Hanline was convicted of first-degree murder in 1980 and sentenced to life in prison without the possibility of parole.

At least three people have been freed from California prisons in recent years after spending long sentences for murder.

Susan Mellen, 59, was freed last fall after spending 17 years in prison for the death of a homeless man in Lawndale. A Los Angeles County judge said she had been convicted on the testimony of a liar.

Kash Register was freed in 2013 after spending 34 years in prison. A judge said prosecutors had used false testimony from an alleged eyewitness.

In 2007, Timothy Atkins was freed after spending 20 years in prison for a 1987 murder and robbery in Los Angeles. A witness who claimed she heard him confess later recanted her testimony.

According to the Death Penalty Information Center (DPIC), since 1973, at least 152 individuals sentenced to death have been exonerated. In order to be included in the DPIC’s list defendants must have been either acquitted of all charges, had charges related to their death sentence dismissed by the prosecution, or been granted a complete pardon based on evidence of innocence.

If those sentenced to life in prison without parole, like Michael Hanline, were included the numbers would be much higher.

The most recent exonerations from death row include:

Alabama prisoner Anthony Ray Hinton, who spent 28 years on death row for a crime he did not commit. He spent much of his prison time in solitary confinement, after being convicted of a series of deadly shootings. He was released after tests concluded that six bullets originally submitted in evidence could not be linked to Hinton’s revolver, as originally charged.

Last year, Ricky Jackson, Wiley Bridgeman and his brother Kwame Ajamu were all exonerated of the 1975 murder of Harold Franks in Cleveland, Ohio. Witness Eddie Vernon, only 12 years old at the time of the trial, recanted his testimony after admitting that police coerced him into testifying against the defendants. The three spent a combined 100 years on Ohio’s death row.

According to the National Registry of Exonerations, 1,587 people have been exonerated of all categories of criminal convictions since 1989. Those exonerated were falsely convicted of crimes as early as 1956.

Contributing factors to these exonerations include false confessions, mistaken witness ID, perjury or false accusation, prosecutorial misconduct, inadequate legal defense, new DNA evidence, and false or misleading forensic evidence.

The US Justice Department and FBI were recently forced to formally acknowledge that among cases reviewed so far over a more than two-decade period before 2000, nearly every analyst from an elite FBI unit gave flawed forensic hair testimony in all trials of criminal defendants.

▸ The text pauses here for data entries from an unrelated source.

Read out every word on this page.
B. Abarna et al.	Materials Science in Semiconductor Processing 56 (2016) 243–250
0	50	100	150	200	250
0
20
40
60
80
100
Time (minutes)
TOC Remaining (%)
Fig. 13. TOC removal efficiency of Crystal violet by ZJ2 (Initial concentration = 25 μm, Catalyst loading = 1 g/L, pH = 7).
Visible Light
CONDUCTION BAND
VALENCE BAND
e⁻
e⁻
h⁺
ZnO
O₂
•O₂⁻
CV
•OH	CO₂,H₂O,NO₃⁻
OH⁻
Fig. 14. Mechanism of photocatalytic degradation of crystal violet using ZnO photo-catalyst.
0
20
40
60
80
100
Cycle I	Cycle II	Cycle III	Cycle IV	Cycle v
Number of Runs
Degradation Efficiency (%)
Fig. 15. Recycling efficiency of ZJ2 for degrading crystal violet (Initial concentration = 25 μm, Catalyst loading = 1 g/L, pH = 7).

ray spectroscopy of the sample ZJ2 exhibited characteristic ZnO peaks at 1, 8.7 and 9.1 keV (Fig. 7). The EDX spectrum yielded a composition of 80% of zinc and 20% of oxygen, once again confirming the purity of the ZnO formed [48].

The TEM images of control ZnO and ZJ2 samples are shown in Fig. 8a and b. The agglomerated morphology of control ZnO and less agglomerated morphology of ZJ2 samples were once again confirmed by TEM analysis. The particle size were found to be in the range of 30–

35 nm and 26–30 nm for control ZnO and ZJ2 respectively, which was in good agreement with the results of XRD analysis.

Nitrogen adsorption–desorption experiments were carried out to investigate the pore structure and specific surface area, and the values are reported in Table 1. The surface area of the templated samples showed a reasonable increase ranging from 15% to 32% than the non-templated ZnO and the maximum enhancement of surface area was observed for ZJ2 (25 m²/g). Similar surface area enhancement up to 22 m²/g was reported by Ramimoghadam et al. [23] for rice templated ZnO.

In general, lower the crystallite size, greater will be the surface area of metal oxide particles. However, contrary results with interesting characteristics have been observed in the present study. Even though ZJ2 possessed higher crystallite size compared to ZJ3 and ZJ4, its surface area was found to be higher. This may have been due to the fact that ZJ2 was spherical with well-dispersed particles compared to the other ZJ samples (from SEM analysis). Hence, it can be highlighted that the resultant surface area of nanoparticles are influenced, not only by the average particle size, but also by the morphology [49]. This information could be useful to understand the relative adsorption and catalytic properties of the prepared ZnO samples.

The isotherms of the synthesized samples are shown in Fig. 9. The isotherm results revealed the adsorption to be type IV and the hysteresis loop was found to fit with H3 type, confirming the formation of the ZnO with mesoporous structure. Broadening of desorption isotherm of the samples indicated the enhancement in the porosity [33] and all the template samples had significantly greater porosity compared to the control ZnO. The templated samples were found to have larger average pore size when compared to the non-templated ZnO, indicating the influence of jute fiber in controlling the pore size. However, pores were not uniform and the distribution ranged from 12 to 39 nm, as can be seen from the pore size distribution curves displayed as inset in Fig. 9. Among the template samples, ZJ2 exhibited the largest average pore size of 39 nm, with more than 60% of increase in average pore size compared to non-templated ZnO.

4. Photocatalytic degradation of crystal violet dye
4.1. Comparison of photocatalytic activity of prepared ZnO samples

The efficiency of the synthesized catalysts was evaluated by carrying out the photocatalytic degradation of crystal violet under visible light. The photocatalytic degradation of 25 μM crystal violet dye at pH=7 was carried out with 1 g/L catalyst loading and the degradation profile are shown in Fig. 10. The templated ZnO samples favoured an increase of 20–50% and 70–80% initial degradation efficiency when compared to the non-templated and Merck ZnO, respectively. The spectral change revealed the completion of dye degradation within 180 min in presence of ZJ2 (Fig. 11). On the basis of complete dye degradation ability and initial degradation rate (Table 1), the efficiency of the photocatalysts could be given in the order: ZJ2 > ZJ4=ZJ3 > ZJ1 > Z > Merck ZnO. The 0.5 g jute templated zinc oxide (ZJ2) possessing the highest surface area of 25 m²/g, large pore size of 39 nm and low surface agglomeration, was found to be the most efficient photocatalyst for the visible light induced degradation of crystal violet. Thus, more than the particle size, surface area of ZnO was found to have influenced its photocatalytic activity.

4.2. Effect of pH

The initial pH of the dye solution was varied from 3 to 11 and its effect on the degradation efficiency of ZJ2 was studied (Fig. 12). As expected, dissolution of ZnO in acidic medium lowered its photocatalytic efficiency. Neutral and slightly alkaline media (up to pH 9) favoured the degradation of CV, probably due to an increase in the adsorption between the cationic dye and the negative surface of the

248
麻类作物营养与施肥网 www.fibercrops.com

The cases examined include those of 32 defendants sentenced to death, 14 of which have been either executed or died in prison, raising the likelihood that innocent people have been sent to their deaths. There are currently more than 3,000 people on death rows across the US, according to the DPIC.

US prisons and jails are bloated with over 2.4 million people, more than any nation on record. A 2013 report by The Sentencing Project, a Washington, DC-based defendant advocacy group, found that the number of prisoners serving life sentences in state and federal prisons was close to 160,000 in 2012, including 49,000 inmates serving life sentences without the possibility of parole, an increase of 22.2 percent since 2008.